Why do you reset the loss every tenth scheduler step, and step the scheduler and zero the gradients every 4th iteration while training on the Charades Dataset?

piergiaj / pytorch-i3d

Apache License 2.0

971 stars 250 forks source link

Why do you reset the loss every tenth scheduler step, and step the scheduler and zero the gradients every 4th iteration while training on the Charades Dataset? #44

Open tym0027 opened 5 years ago

tym0027 commented 5 years ago

Forgive me if the answer is obvious, but I am using this pytorch implementation with my own data and am confused what the purpose is of a few lines of code in train_i3d.py are doing.

The optimizer was having it's gradients zeroed and the scheduler stepped every 4th iteration, and then you reset the loss every tenth step made with the scheduler. Does this relate to something specific in the CHARADEs dataset? I had assumed during implementation of my own project, that it was something specific to i3d.
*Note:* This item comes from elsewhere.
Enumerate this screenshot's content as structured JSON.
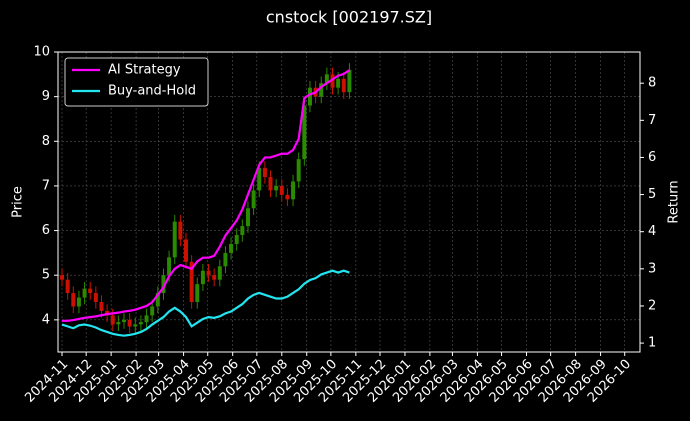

piergiaj commented 5 years ago

This was done for gradient accumulation over multiple batches. When training with only a few GPUs, it is often helpful to accumulate gradients over many batches to increase the batch size per step. It is a hyperparameters, and the best value will vary from dataset to dataset.
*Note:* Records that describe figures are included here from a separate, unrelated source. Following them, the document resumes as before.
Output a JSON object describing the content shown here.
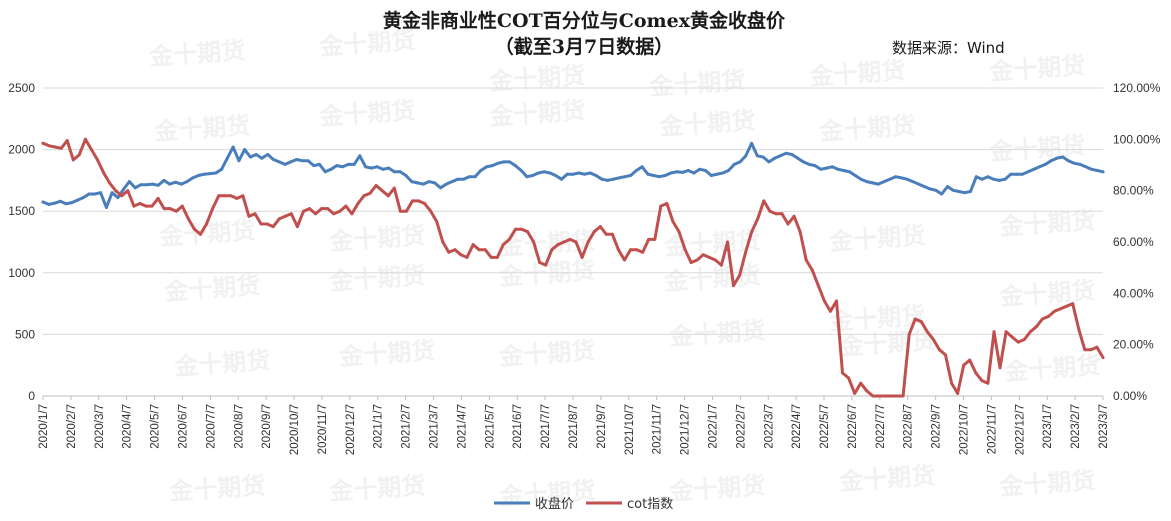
{
  "source_note": "数据来源：Wind",
  "watermark_text": "金十期货",
  "chart_data": {
    "type": "line",
    "title": "黄金非商业性COT百分位与Comex黄金收盘价",
    "subtitle": "（截至3月7日数据）",
    "xlabel": "",
    "ylabel": "",
    "ylim": [
      0,
      2500
    ],
    "y2lim": [
      0,
      1.2
    ],
    "yticks": [
      "0",
      "500",
      "1000",
      "1500",
      "2000",
      "2500"
    ],
    "y2ticks": [
      "0.00%",
      "20.00%",
      "40.00%",
      "60.00%",
      "80.00%",
      "100.00%",
      "120.00%"
    ],
    "xticks": [
      "2020/1/7",
      "2020/2/7",
      "2020/3/7",
      "2020/4/7",
      "2020/5/7",
      "2020/6/7",
      "2020/7/7",
      "2020/8/7",
      "2020/9/7",
      "2020/10/7",
      "2020/11/7",
      "2020/12/7",
      "2021/1/7",
      "2021/2/7",
      "2021/3/7",
      "2021/4/7",
      "2021/5/7",
      "2021/6/7",
      "2021/7/7",
      "2021/8/7",
      "2021/9/7",
      "2021/10/7",
      "2021/11/7",
      "2021/12/7",
      "2022/1/7",
      "2022/2/7",
      "2022/3/7",
      "2022/4/7",
      "2022/5/7",
      "2022/6/7",
      "2022/7/7",
      "2022/8/7",
      "2022/9/7",
      "2022/10/7",
      "2022/11/7",
      "2022/12/7",
      "2023/1/7",
      "2023/2/7",
      "2023/3/7"
    ],
    "grid": true,
    "legend_position": "bottom",
    "series": [
      {
        "name": "收盘价",
        "axis": "left",
        "color": "#4a7ebb",
        "values": [
          1575,
          1555,
          1565,
          1580,
          1560,
          1570,
          1590,
          1610,
          1640,
          1640,
          1650,
          1530,
          1650,
          1610,
          1680,
          1740,
          1690,
          1715,
          1715,
          1720,
          1710,
          1750,
          1720,
          1735,
          1720,
          1740,
          1770,
          1790,
          1800,
          1805,
          1810,
          1840,
          1930,
          2020,
          1910,
          2000,
          1940,
          1960,
          1930,
          1960,
          1920,
          1900,
          1880,
          1900,
          1920,
          1910,
          1910,
          1870,
          1880,
          1820,
          1840,
          1870,
          1860,
          1880,
          1880,
          1950,
          1860,
          1850,
          1860,
          1840,
          1850,
          1820,
          1820,
          1790,
          1740,
          1730,
          1720,
          1740,
          1730,
          1690,
          1720,
          1740,
          1760,
          1760,
          1780,
          1780,
          1830,
          1860,
          1870,
          1890,
          1900,
          1900,
          1870,
          1830,
          1780,
          1790,
          1810,
          1820,
          1810,
          1790,
          1760,
          1800,
          1800,
          1810,
          1800,
          1810,
          1790,
          1760,
          1750,
          1760,
          1770,
          1780,
          1790,
          1830,
          1860,
          1800,
          1790,
          1780,
          1790,
          1810,
          1820,
          1815,
          1830,
          1810,
          1840,
          1830,
          1790,
          1800,
          1810,
          1830,
          1880,
          1900,
          1950,
          2050,
          1950,
          1940,
          1900,
          1930,
          1950,
          1970,
          1960,
          1930,
          1900,
          1880,
          1870,
          1840,
          1850,
          1860,
          1840,
          1830,
          1820,
          1790,
          1760,
          1740,
          1730,
          1720,
          1740,
          1760,
          1780,
          1770,
          1760,
          1740,
          1720,
          1700,
          1680,
          1670,
          1640,
          1700,
          1670,
          1660,
          1650,
          1660,
          1780,
          1760,
          1780,
          1760,
          1750,
          1760,
          1800,
          1800,
          1800,
          1820,
          1840,
          1860,
          1880,
          1910,
          1930,
          1940,
          1910,
          1890,
          1880,
          1860,
          1840,
          1830,
          1820
        ]
      },
      {
        "name": "cot指数",
        "axis": "right",
        "color": "#c0504d",
        "values": [
          0.985,
          0.975,
          0.97,
          0.965,
          0.995,
          0.92,
          0.94,
          1.0,
          0.96,
          0.92,
          0.87,
          0.83,
          0.8,
          0.78,
          0.8,
          0.74,
          0.75,
          0.74,
          0.74,
          0.77,
          0.73,
          0.73,
          0.72,
          0.74,
          0.69,
          0.65,
          0.63,
          0.67,
          0.73,
          0.78,
          0.78,
          0.78,
          0.77,
          0.78,
          0.7,
          0.71,
          0.67,
          0.67,
          0.66,
          0.69,
          0.7,
          0.71,
          0.66,
          0.72,
          0.73,
          0.71,
          0.73,
          0.73,
          0.71,
          0.72,
          0.74,
          0.71,
          0.75,
          0.78,
          0.79,
          0.82,
          0.8,
          0.78,
          0.81,
          0.72,
          0.72,
          0.76,
          0.76,
          0.75,
          0.72,
          0.68,
          0.6,
          0.56,
          0.57,
          0.55,
          0.54,
          0.59,
          0.57,
          0.57,
          0.54,
          0.54,
          0.59,
          0.61,
          0.65,
          0.65,
          0.64,
          0.6,
          0.52,
          0.51,
          0.57,
          0.59,
          0.6,
          0.61,
          0.6,
          0.54,
          0.6,
          0.64,
          0.66,
          0.63,
          0.63,
          0.57,
          0.53,
          0.57,
          0.57,
          0.56,
          0.61,
          0.61,
          0.74,
          0.75,
          0.68,
          0.64,
          0.57,
          0.52,
          0.53,
          0.55,
          0.54,
          0.53,
          0.51,
          0.6,
          0.43,
          0.47,
          0.56,
          0.64,
          0.69,
          0.76,
          0.72,
          0.71,
          0.71,
          0.67,
          0.7,
          0.64,
          0.53,
          0.49,
          0.43,
          0.37,
          0.33,
          0.37,
          0.09,
          0.07,
          0.01,
          0.05,
          0.02,
          0.0,
          0.0,
          0.0,
          0.0,
          0.0,
          0.0,
          0.24,
          0.3,
          0.29,
          0.25,
          0.22,
          0.18,
          0.16,
          0.05,
          0.01,
          0.12,
          0.14,
          0.09,
          0.06,
          0.05,
          0.25,
          0.11,
          0.25,
          0.23,
          0.21,
          0.22,
          0.25,
          0.27,
          0.3,
          0.31,
          0.33,
          0.34,
          0.35,
          0.36,
          0.26,
          0.18,
          0.18,
          0.19,
          0.15
        ]
      }
    ]
  }
}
burak43 commented 4 years ago

@piergiaj I think num_steps_per_update must be a divider of len(dataloader) which is the number of required forward passes for the training data. Otherwise, calculated loss values for leftover forward passes are zerod when phase changes from train to val. So, the leftover forward passes' loss values are not used at all because after validation phase, loss values will start from zero; however, there were leftover loss values from previous training forward passes. Am I right?